Cardinal Husar:It is true that we have been latinized. And this is the great merit of Metropolitan Sheptytsky at the beginning of the 20th century: that he tried to reverse this process. Personally, I consider myself a follower of Metropolitan Sheptytsky, together with many others who would like to get rid of all that has illegally entered into our spiritual, theological, liturgical, canonical heritage. We were told: If you want to be a real Catholic, you have to be Latin. And they pushed us into it. And it is only with Metropolitan Sheptytsky that we could say: Dear brothers from Rome, one can be Catholic without being Latin. And we were attacked on two fronts, Catholic-Latin and Orthodox-Byzantine. And we said: No, dear brothers, one can be Ukrainian, one can be Byzantine, one can be at the same time Catholic. These different elements do not contradict one another. So this is why neither the Latin Church nor the Orthodox Church is very happy with us.
-Q:What are the conditions to have eucharistic communion between the believers of the Orthodox Church and the Catholic Church? Is it necessary to have the same theology of marriage, of filioque, of purgatory?

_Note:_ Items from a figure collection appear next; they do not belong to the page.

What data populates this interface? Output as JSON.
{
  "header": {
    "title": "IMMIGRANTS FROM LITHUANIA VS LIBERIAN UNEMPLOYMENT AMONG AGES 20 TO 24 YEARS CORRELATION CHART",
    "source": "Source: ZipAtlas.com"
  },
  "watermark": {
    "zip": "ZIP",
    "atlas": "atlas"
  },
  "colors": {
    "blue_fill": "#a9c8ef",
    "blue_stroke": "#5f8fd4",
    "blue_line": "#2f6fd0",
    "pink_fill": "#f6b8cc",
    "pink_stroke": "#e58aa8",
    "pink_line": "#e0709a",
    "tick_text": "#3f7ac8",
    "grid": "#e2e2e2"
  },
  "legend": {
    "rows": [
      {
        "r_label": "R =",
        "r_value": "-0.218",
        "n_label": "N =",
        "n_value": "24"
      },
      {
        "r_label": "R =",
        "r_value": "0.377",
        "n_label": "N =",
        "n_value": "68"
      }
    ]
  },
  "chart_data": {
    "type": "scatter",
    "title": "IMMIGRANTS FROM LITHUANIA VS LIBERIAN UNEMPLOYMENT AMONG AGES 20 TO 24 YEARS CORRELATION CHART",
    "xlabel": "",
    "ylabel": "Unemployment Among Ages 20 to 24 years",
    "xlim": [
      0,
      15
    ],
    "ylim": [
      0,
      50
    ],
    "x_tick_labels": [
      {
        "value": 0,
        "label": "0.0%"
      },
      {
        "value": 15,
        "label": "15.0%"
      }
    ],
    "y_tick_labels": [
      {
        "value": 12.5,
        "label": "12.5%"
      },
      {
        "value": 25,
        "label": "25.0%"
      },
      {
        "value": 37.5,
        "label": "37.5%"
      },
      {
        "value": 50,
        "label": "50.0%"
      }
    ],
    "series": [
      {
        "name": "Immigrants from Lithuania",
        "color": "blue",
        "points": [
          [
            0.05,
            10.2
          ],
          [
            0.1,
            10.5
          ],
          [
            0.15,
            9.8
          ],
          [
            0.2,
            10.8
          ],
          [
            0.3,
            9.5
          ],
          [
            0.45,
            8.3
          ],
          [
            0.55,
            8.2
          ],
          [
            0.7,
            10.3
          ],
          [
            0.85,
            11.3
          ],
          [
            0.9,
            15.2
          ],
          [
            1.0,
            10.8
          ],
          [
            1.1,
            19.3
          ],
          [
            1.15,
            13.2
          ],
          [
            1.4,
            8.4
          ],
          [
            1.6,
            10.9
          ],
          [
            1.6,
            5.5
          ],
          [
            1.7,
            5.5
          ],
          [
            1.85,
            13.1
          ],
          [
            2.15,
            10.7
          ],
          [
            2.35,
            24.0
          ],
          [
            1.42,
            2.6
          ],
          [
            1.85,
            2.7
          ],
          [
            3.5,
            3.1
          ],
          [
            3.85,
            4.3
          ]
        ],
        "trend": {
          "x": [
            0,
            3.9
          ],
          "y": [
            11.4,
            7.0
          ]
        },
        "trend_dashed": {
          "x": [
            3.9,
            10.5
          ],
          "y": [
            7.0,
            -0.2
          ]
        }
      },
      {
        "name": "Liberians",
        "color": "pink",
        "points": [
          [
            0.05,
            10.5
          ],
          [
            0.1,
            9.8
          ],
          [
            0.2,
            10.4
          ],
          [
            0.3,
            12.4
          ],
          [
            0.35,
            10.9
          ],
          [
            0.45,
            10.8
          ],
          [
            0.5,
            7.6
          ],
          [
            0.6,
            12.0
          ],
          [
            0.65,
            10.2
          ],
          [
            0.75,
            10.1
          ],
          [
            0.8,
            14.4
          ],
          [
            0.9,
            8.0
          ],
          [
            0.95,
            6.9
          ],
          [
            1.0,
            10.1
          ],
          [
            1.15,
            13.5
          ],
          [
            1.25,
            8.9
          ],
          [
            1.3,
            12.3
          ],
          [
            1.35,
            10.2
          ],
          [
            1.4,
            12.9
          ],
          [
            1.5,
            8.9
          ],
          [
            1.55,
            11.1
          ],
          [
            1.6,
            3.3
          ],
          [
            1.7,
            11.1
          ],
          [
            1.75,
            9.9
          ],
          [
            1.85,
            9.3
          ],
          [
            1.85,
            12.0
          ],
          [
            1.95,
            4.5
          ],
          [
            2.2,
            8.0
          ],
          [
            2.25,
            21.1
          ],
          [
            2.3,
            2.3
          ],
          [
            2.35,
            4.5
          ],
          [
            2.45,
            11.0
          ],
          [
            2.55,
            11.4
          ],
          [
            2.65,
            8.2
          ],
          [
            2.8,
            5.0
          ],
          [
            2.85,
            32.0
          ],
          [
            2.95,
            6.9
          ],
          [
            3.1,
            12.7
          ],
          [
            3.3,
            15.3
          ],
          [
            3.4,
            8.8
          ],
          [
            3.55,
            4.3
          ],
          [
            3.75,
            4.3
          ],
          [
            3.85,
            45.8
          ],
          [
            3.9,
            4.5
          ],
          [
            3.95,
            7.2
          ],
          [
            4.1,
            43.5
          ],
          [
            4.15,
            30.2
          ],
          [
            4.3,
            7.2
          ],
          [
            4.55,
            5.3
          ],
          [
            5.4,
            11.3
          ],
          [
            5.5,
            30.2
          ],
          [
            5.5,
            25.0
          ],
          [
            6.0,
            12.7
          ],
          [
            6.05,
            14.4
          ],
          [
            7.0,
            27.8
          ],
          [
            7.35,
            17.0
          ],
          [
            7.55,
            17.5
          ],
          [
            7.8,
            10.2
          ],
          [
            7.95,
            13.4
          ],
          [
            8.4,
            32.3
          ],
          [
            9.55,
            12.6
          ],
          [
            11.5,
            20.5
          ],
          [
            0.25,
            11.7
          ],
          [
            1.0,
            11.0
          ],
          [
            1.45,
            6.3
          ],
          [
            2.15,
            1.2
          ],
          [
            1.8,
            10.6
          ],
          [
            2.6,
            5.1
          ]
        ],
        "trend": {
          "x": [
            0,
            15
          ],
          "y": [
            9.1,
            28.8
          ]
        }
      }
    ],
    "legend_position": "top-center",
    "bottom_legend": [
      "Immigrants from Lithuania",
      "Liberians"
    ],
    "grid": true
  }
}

Cardinal Husar:[strong]No. Our attitude practically is that between the Orthodox and ourselves there are no differences in faith. Questions like purgatory, the Immaculate Conception or the filioque are theological concepts, not faith. And they of course are very different, but they are ultimately complementary. So they do not represent a different faith. They represent a different understanding of the gift of faith. What is our practical stand on intercommunion? If a Catholic finds himself in a position where there is no Catholic church around, he can freely go to the Orthodox church and receive sacraments. The same thing when an Orthodox cannot find an Orthodox priest, we don't deny him the sacraments, especially confession and holy Communion. The only problem is the scandal that it means, not to give the impression that it doesn't make a difference what you are. You are what you are. But the circumstances are such that you are in need and we are open to help you or to being helped.